If franchise financing isn’t available from your franchise company, bank, credit union, SBA lender, or alternative loan provider, you may want to consider crowdfunding. Crowdfunding allows you to solicit financing from others in return for a share in your business or another benefit.
You can set up and promote your own crowdfunding page or work through an organization that provides crowdfunding for small businesses and franchises. Certain websites also crowdfund for companies in specific industries.
Crowdfunding is a possible option if you have a bad credit score and don’t qualify for other business financing options. Just check with your franchise company to ensure it allows crowdfunding financing.
Friends and family loans
Borrowing from friends and family can be an attractive choice for future franchisees with poor credit ratings or who can’t afford to pay interest. However, this form of financing can harm personal relationships if your franchise fails and you can’t pay the money back.
If you decide to take a loan from a family member or friend, work with your lawyer to write up a legal agreement that includes repayment terms and expectations. If everyone understands the contract before signing, it’s less likely issues will come up later on.
What does it take to qualify for franchise financing?
Future franchisees who qualify for franchise financing generally have a relatively high net worth. Many franchisors require a personal net worth statement before allowing anyone to open or purchase a franchise. They usually need franchisees to have a minimum amount of liquid assets to ensure they can cover start-up costs and other financial obligations until the business becomes profitable.
Because most reputable franchise companies have such stringent personal financial requirements, it makes it more likely franchisees will be approved for financing.

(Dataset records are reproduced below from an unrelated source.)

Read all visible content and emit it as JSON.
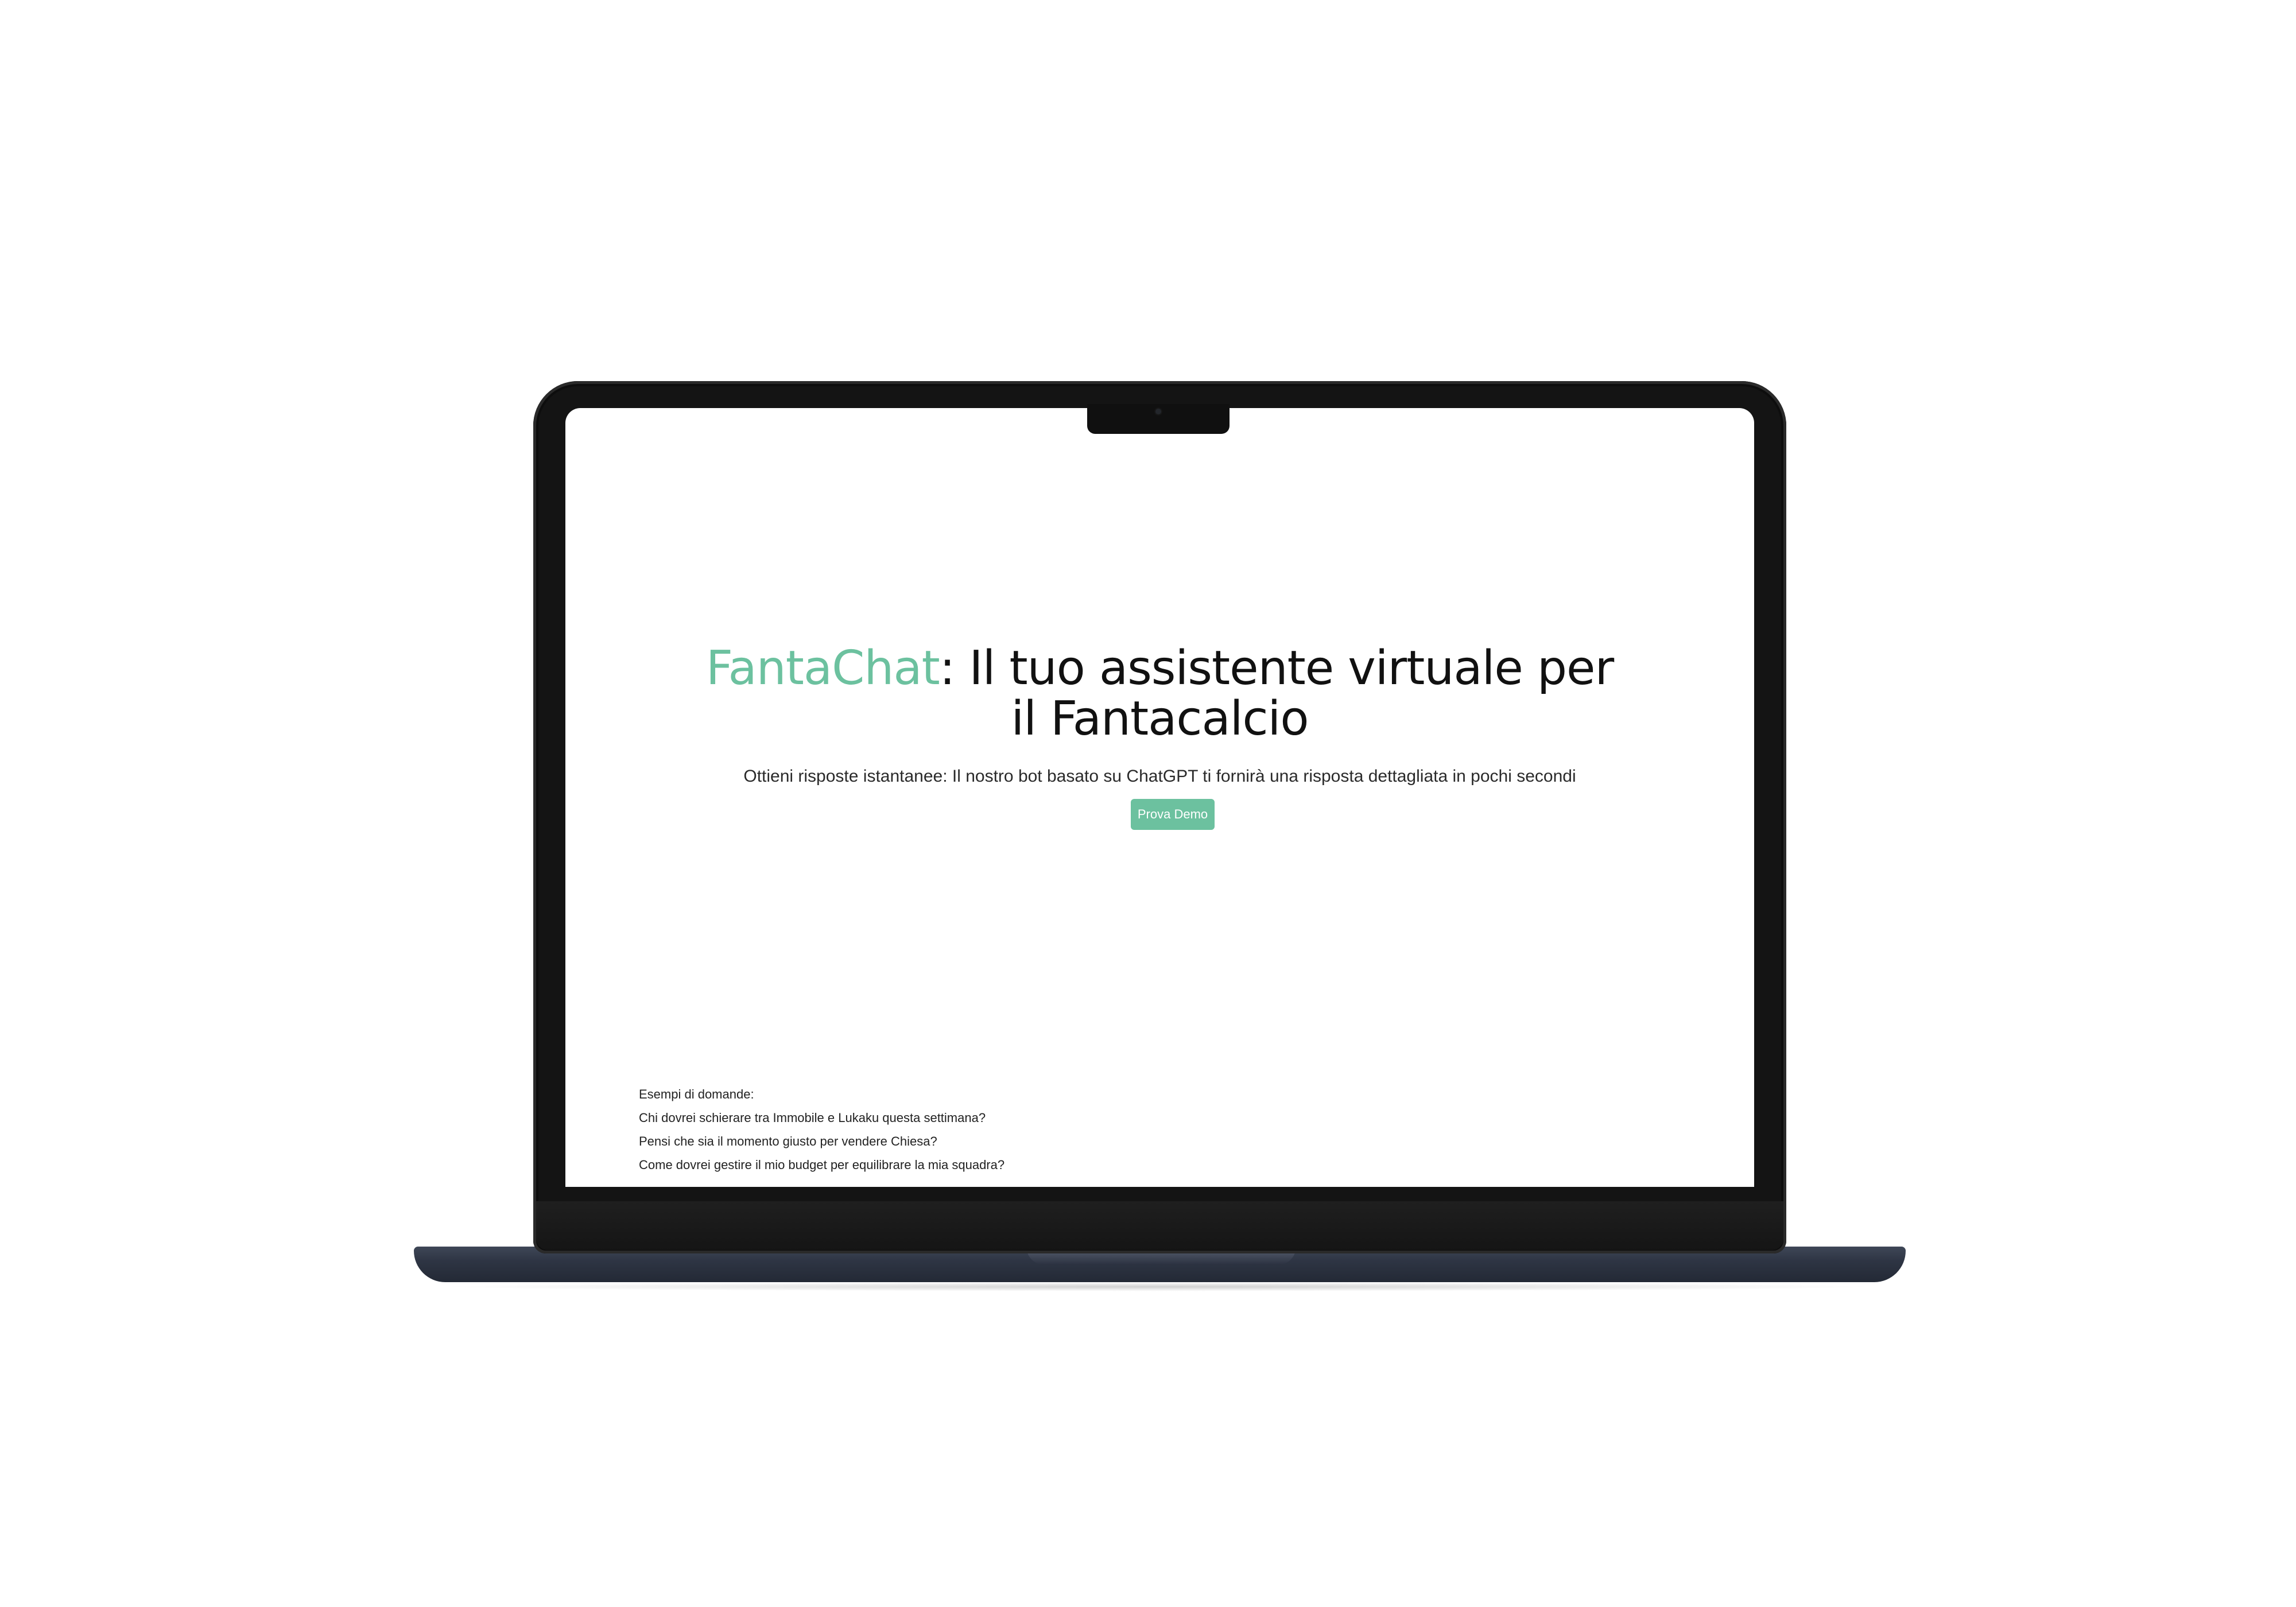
{
  "hero": {
    "brand": "FantaChat",
    "title_rest_line1": ": Il tuo assistente virtuale per",
    "title_line2": "il Fantacalcio",
    "subtitle": "Ottieni risposte istantanee: Il nostro bot basato su ChatGPT ti fornirà una risposta dettagliata in pochi secondi",
    "demo_button_label": "Prova Demo"
  },
  "examples": {
    "heading": "Esempi di domande:",
    "questions": [
      "Chi dovrei schierare tra Immobile e Lukaku questa settimana?",
      "Pensi che sia il momento giusto per vendere Chiesa?",
      "Come dovrei gestire il mio budget per equilibrare la mia squadra?"
    ]
  },
  "colors": {
    "accent": "#6cc19f",
    "text": "#111111",
    "laptop_frame": "#141414",
    "laptop_base": "#2e3544"
  }
}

How to: Secure a franchise loan
After you determine the type of loan that’s right for you, here are the steps to take to get approved.
- Talk to your franchisor. Franchise companies may offer financing or have a list of approved lenders who can work with their franchisees.

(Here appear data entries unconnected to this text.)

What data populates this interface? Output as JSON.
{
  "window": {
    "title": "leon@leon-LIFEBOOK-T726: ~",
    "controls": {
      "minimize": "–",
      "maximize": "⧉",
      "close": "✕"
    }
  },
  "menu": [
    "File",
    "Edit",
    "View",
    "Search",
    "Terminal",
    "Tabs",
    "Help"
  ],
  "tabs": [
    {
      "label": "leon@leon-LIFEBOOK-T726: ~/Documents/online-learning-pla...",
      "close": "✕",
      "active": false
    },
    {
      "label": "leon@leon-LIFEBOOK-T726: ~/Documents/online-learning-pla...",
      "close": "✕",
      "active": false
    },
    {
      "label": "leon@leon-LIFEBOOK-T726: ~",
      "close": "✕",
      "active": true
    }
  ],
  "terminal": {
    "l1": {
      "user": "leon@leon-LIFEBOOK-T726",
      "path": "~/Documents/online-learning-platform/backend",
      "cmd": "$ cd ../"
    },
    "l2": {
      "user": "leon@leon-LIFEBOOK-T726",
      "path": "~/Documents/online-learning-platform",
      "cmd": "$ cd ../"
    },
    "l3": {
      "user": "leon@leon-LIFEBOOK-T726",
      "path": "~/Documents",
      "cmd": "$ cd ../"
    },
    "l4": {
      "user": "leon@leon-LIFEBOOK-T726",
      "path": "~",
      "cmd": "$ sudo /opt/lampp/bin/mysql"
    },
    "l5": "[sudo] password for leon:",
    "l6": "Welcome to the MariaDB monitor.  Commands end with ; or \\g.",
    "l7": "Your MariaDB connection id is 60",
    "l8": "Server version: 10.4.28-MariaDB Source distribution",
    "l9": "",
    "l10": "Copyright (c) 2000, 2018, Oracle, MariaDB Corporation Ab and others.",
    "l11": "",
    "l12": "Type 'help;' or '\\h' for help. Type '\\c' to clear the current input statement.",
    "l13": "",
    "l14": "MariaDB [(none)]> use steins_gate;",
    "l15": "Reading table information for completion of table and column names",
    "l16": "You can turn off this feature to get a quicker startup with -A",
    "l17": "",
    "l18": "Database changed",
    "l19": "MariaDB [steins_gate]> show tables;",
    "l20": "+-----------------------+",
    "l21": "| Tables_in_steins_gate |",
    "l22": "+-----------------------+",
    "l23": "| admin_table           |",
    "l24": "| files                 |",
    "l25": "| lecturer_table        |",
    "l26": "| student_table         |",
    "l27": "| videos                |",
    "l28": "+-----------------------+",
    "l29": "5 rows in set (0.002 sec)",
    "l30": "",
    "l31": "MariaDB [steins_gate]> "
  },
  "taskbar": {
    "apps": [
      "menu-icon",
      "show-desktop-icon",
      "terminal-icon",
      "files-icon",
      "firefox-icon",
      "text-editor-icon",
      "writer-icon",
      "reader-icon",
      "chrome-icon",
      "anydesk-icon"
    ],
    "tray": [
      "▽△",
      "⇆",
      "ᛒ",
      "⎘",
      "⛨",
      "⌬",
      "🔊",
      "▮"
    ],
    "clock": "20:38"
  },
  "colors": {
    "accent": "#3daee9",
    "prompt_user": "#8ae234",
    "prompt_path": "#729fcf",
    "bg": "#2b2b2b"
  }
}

- Determine SBA eligibility. Franchise businesses listed in the SBA Franchise Directory have more lending opportunities than those that don’t meet SBA criteria.
- Figure out your collateral. Franchise owners must guarantee their loans with assets of value that can be sold quickly, such as cash, equipment, property, stocks, and vehicles. Your lender can seize these assets if you miss your monthly loan payments.
- Find out your personal credit score. Running a credit report allows you to correct any inaccuracies or improve your score if it’s too low to qualify for financing.
- Come up with the down payment. Franchise lenders typically expect franchise owners to put approximately 20 percent of the franchise value down before approving funding.
- Write a business plan. Banks and SBA lenders usually require a detailed plan with revenue and expense estimates and cash flow projections. Some online lenders only ask for a short business plan summary.
- Share information about the franchise. Lenders are more inclined to work with well-known franchise brands with a history of success rather than sketchy ones.
- Apply with several lenders. In addition to increasing the likelihood of getting approved, submitting loan applications with several lenders allows you to compare interest rates and repayment terms to get the best deal.
Franchise financing: The Bottom Line
Becoming a franchise owner is a great way to achieve your entrepreneurial ambitions. You get to be a business owner while enjoying the safety net of a large corporation backing you. While the price of entry for most franchises is high, securing the right franchise financing could make your dream a reality.